Она расскажет Лоре обо всем, думала она, конечно, расскажет, если удастся отвлечь Лору от выбора места для медового месяца — Куба или Мексика? — но не сейчас. Незачем исповедоваться перед Лорой, пока у нее. Рут, не сложилось собственное мнение о случившемся, пока она не осознала, не разобрала шаг за шагом все, что с ней произошло. И самое главное, пока не поняла, что будет дальше.

Рут переложила ладони со стола на колени. В такое время дня большинство ее коллег обычно расходилось по домам, и она могла не опасаться, что ее прервут, что обнаружатся неотложные дела. Даже ближе к вечеру кто-нибудь мог зайти поболтать, предложить вместе выпить, и вряд ли удивился бы, застав Рут витающей в облаках: все сотрудники порой так делали, чтобы отдалить тревожную перспективу возвращения домой. Но после шести часов наступало время, когда демонстрация усердного выполнения своих обязанностей постепенно сменялась мирной деятельностью на свое усмотрение. Сейчас Рут могла или сразу ответить на все электронные письма из Америки, или, если бы захотела, оставить их на завтра, ответить утром, когда американцы еще будут спать, а пока с робким удивлением обдумать последние слова, которые Мэтью произнес перед расставанием: «Я тебе позвоню».

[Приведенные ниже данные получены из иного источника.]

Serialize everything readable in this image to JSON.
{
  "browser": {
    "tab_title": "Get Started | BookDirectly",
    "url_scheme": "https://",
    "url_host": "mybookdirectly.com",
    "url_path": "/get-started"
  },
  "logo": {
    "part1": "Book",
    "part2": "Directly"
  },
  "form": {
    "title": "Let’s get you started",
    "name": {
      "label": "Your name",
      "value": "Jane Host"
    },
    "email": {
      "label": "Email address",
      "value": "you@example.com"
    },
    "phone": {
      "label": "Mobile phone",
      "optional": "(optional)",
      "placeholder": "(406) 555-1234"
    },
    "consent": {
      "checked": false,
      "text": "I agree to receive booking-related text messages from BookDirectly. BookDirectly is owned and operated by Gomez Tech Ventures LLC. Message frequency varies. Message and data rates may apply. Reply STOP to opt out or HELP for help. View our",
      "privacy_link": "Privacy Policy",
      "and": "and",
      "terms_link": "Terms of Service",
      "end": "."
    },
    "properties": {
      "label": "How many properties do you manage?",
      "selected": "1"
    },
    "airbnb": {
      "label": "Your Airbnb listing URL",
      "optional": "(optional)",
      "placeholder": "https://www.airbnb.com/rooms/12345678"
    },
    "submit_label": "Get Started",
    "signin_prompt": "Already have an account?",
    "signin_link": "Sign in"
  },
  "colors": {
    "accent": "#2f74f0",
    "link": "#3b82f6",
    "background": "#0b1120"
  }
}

Он не позвонил, но она не волновалась, что вообще не дождется звонка. За одну секунду она избавилась от тревоги, которая так долго была для нее обузой, — когда заметила, что он плачет. Она так страдала при мысли, что придется рассказать ему о ребенке, так настраивалась на отпор, так готовилась к тому, что ее отвергнут, что когда слова все-таки прозвучали, а он ничего не сказал, ей понадобилось некоторое время, чтобы осознать: он ничего не говорит, потому что плачет. Она робко потянулась к нему, но он покачал головой, схватил горсть крошечных салфеток из салфетницы на столике кафе и утер ими лицо. Его плечи вздрагивали.

— Ты не сердишься? — спросила Рут, сразу пожалев об этом.

Он мотнул головой:

— Нет, конечно…

— Наверное, — нерешительно начала она, — теперь ты считаешь себя полным неудачником…

— Нет. Нет…

Она тихонько засмеялась.

— А я часто думаю: неужели я невезучая?

Он перестал вытирать лицо:

— Ты не хочешь ребенка?

Рут уперлась взглядом в столешницу.

— Не знаю. Кажется, хочу. Думаю, я хочу ребенка… от тебя. Ноу меня были совсем другие планы.

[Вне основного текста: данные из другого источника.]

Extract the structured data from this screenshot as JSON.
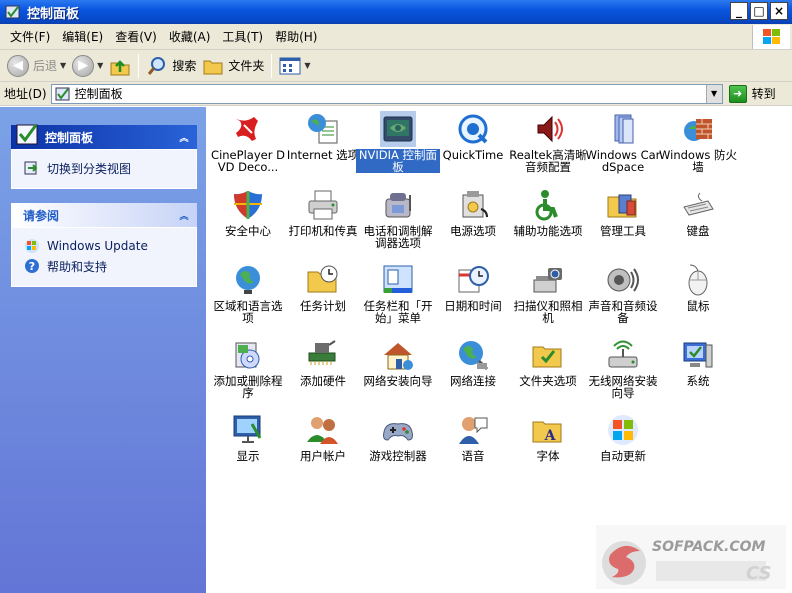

— А теперь они расстроились? — резче спросил он.

Она вскинула голову.

— Некоторые — да. Но не все.

— И ты совсем не довольна?

Она помедлила.

— Неужели ты не рада тому, что способна забеременеть? — настойчивее спросил он.

— Пожалуй, рада…

— А по-моему, — Мэтью придвинулся к ней, шмыгая носом, — по-моему, это чудесно — ждать ребенка. Иметь ребенка — это замечательно.

— А сидеть одной в ванной и смотреть на тонкую голубую линию — ощущение так себе.

— Да.

— И не знать, что будет дальше, — тоже вовсе не чудесно. И не понимать, что чувствуешь.

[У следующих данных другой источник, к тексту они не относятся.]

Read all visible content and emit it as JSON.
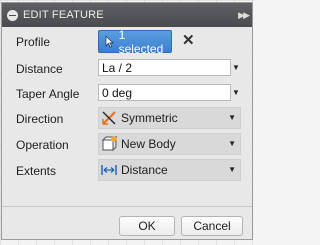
{
  "dialog": {
    "title": "EDIT FEATURE",
    "header_icons": {
      "collapse": "minus-circle-icon",
      "expand": "double-chevron-right-icon"
    }
  },
  "fields": {
    "profile": {
      "label": "Profile",
      "button_label": "1 selected",
      "icon": "cursor-arrow-icon",
      "clear_icon": "close-x-icon"
    },
    "distance": {
      "label": "Distance",
      "value": "La / 2"
    },
    "taper_angle": {
      "label": "Taper Angle",
      "value": "0 deg"
    },
    "direction": {
      "label": "Direction",
      "value": "Symmetric",
      "icon": "symmetric-direction-icon"
    },
    "operation": {
      "label": "Operation",
      "value": "New Body",
      "icon": "new-body-icon"
    },
    "extents": {
      "label": "Extents",
      "value": "Distance",
      "icon": "distance-arrows-icon"
    }
  },
  "buttons": {
    "ok": "OK",
    "cancel": "Cancel"
  },
  "colors": {
    "header_bg": "#4f5054",
    "accent_blue": "#3c7fcf",
    "panel_bg": "#e8e8e8"
  }
}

Мэтью указал на свое лицо.

— Посмотри на меня.

— Мэтт…

Он быстро перебил:

— Не торопи меня, Рут, не дави, не требуй ответов сию же минуту.

— Ладно, — нехотя откликнулась она.

Мэтью взял еще горсть салфеток и высморкался.

— Просто она меня выбила из колеи, эта новость.

— Да.

Он посмотрел на нее. После паузы он добавил:

— Это замечательно, ты… ты замечательная, — схватил ее руку, ближайшую к нему, поцеловал и положил на место так поспешно, словно опасался, что за нее придется нести ответственность.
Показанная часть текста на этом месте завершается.